きみと世界が終わるまで



朝日が完全に空へ昇り、太陽が明るく照り始める頃。


「……やっぱり暑いね。まだ6時なのに、さすが夏だね」

「本当だね。ゆりあ大丈夫?熱射病とかになってない?しんどくなったら言うんだよ?」

「いや、優太、もう私は現実的には死んでいる人間なんだから。そんなに心配しなくても大丈夫なのに」

「……それでも心配だよ。生きていようと生きていまいと、僕の前にいるのはどうであれ彼女のゆりあなんだから」


僕たちふたりはこんな小言を言いながら、ある場所へ向かって足を進めている。


それは、僕たちふたりが初めてのデートで行った場所。


今から約1年前だっただろうか。


僕たちが付き合い始めてから数日が経った日曜日。


僕がきみにどこへ行きたいって聞いたら、きみは恥ずかしそうに笑いながら“ひまわり畑に行きたいな”ってそう言ったんだよね。

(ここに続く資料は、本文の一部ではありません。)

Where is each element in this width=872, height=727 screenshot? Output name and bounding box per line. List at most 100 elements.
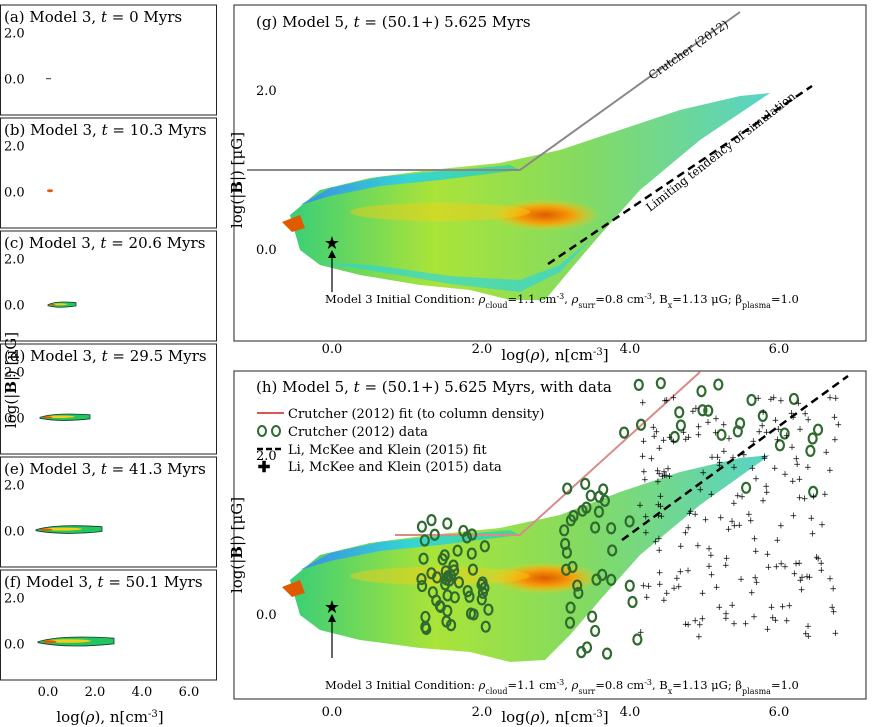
li-data-point: + xyxy=(655,534,663,544)
li-data-point: + xyxy=(773,563,781,573)
li-data-point: + xyxy=(758,422,766,432)
li-data-point: + xyxy=(723,554,731,564)
li-data-point: + xyxy=(789,413,797,423)
crutcher-data-point xyxy=(581,641,593,654)
crutcher-data-point xyxy=(466,547,477,560)
crutcher-data-point xyxy=(624,515,635,528)
li-data-point: + xyxy=(752,475,760,485)
li-data-point: + xyxy=(805,632,813,642)
legend-li-data-swatch: ✚ xyxy=(258,458,271,476)
li-data-point: + xyxy=(772,616,780,626)
panel-g-star-icon: ★ xyxy=(324,233,340,254)
li-data-point: + xyxy=(808,514,816,524)
crutcher-data-point xyxy=(431,594,442,607)
li-data-point: + xyxy=(737,575,745,585)
li-data-point: + xyxy=(705,562,713,572)
crutcher-data-point xyxy=(669,430,680,444)
crutcher-data-point xyxy=(597,568,608,581)
crutcher-data-point xyxy=(419,534,430,547)
li-data-point: + xyxy=(708,453,716,463)
crutcher-data-point xyxy=(466,528,478,541)
crutcher-data-point xyxy=(483,603,494,616)
crutcher-data-point xyxy=(740,481,752,494)
panel-f-ytick-1: 0.0 xyxy=(4,638,25,653)
panel-h-legend: Crutcher (2012) fit (to column density) … xyxy=(257,407,544,476)
panel-a: 2.0 0.0 (a) Model 3, t = 0 Myrs xyxy=(0,4,217,116)
crutcher-data-point xyxy=(418,552,429,565)
crutcher-data-point xyxy=(562,482,573,495)
li-data-point: + xyxy=(639,399,647,409)
crutcher-data-point xyxy=(449,591,460,604)
li-data-point: + xyxy=(763,428,771,438)
panel-f-xtick-1: 2.0 xyxy=(85,685,106,700)
crutcher-data-point xyxy=(449,564,460,577)
panel-g-heatmap-bottom xyxy=(320,240,590,292)
li-data-point: + xyxy=(695,430,703,440)
crutcher-data-point xyxy=(479,540,490,553)
panel-h-ytick-0: 2.0 xyxy=(256,449,277,464)
panel-g-ytick-0: 2.0 xyxy=(256,84,277,99)
crutcher-data-point xyxy=(416,520,428,533)
li-data-point: + xyxy=(666,433,674,443)
panel-g-ticks: 0.0 2.0 4.0 6.0 2.0 0.0 xyxy=(256,84,789,357)
crutcher-data-point xyxy=(462,585,473,598)
li-data-point: + xyxy=(694,542,702,552)
panel-h-xtick-0: 0.0 xyxy=(322,705,343,720)
panel-h-crutcher-line xyxy=(395,371,701,536)
li-data-point: + xyxy=(673,574,681,584)
crutcher-data-point xyxy=(477,576,488,589)
crutcher-data-point xyxy=(746,393,757,407)
li-data-point: + xyxy=(826,393,834,403)
panel-c-ytick-0: 2.0 xyxy=(4,253,25,268)
li-data-point: + xyxy=(826,466,834,476)
li-data-point: + xyxy=(722,561,730,571)
panel-e-frame xyxy=(0,456,217,568)
li-data-point: + xyxy=(708,571,716,581)
li-data-point: + xyxy=(645,582,653,592)
li-data-point: + xyxy=(687,507,695,517)
li-data-point: + xyxy=(767,395,775,405)
crutcher-data-point xyxy=(568,509,579,523)
li-data-point: + xyxy=(745,510,753,520)
panel-h-ytick-1: 0.0 xyxy=(256,608,277,623)
panel-f-xtick-0: 0.0 xyxy=(38,685,59,700)
li-data-point: + xyxy=(822,448,830,458)
li-data-point: + xyxy=(696,621,704,631)
li-data-point: + xyxy=(714,453,722,463)
crutcher-data-point xyxy=(453,576,465,589)
panel-a-ytick-0: 2.0 xyxy=(4,27,25,42)
li-data-point: + xyxy=(712,429,720,439)
panel-d-data xyxy=(39,413,91,421)
crutcher-data-point xyxy=(716,428,727,441)
li-data-point: + xyxy=(684,566,692,576)
li-data-point: + xyxy=(769,614,777,624)
crutcher-data-point xyxy=(458,524,469,538)
crutcher-data-point xyxy=(675,419,686,432)
li-data-point: + xyxy=(830,607,838,617)
li-data-point: + xyxy=(684,523,692,533)
li-data-point: + xyxy=(680,428,688,438)
panel-c-ytick-1: 0.0 xyxy=(4,299,25,314)
crutcher-data-point xyxy=(633,378,644,391)
crutcher-data-point xyxy=(805,444,816,457)
li-data-point: + xyxy=(699,614,707,624)
panel-h-observational-data: ++++++++++++++++++++++++++++ ++++++++++++… xyxy=(416,377,842,660)
li-data-point: + xyxy=(798,585,806,595)
li-data-point: + xyxy=(657,502,665,512)
li-data-point: + xyxy=(809,530,817,540)
li-data-point: + xyxy=(764,625,772,635)
li-data-point: + xyxy=(802,629,810,639)
panel-f-xlabel: log(ρ), n[cm-3] xyxy=(56,708,163,726)
panel-e-ytick-0: 2.0 xyxy=(4,479,25,494)
crutcher-data-point xyxy=(619,426,630,439)
panel-b-ytick-1: 0.0 xyxy=(4,186,25,201)
crutcher-data-point xyxy=(697,404,708,417)
li-data-point: + xyxy=(772,416,780,426)
crutcher-data-point xyxy=(420,620,431,634)
li-data-point: + xyxy=(722,614,730,624)
crutcher-data-point xyxy=(581,501,592,514)
li-data-point: + xyxy=(817,566,825,576)
li-data-point: + xyxy=(682,435,690,445)
crutcher-data-point xyxy=(467,563,479,576)
crutcher-data-point xyxy=(587,610,598,623)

だから僕はあのとき必死にここら辺りで一番きれいなひまわり畑を探したんだよ。


……そしてやっと見つけた、海から徒歩30分の牧場の一角にある大きな広いひまわり畑。


「うわあ……やっぱりきれいだね。今年もすごくきれいに咲いてる」


そう、きみは今日のように付き合い始めた頃もとびきりの笑顔で喜んでくれた。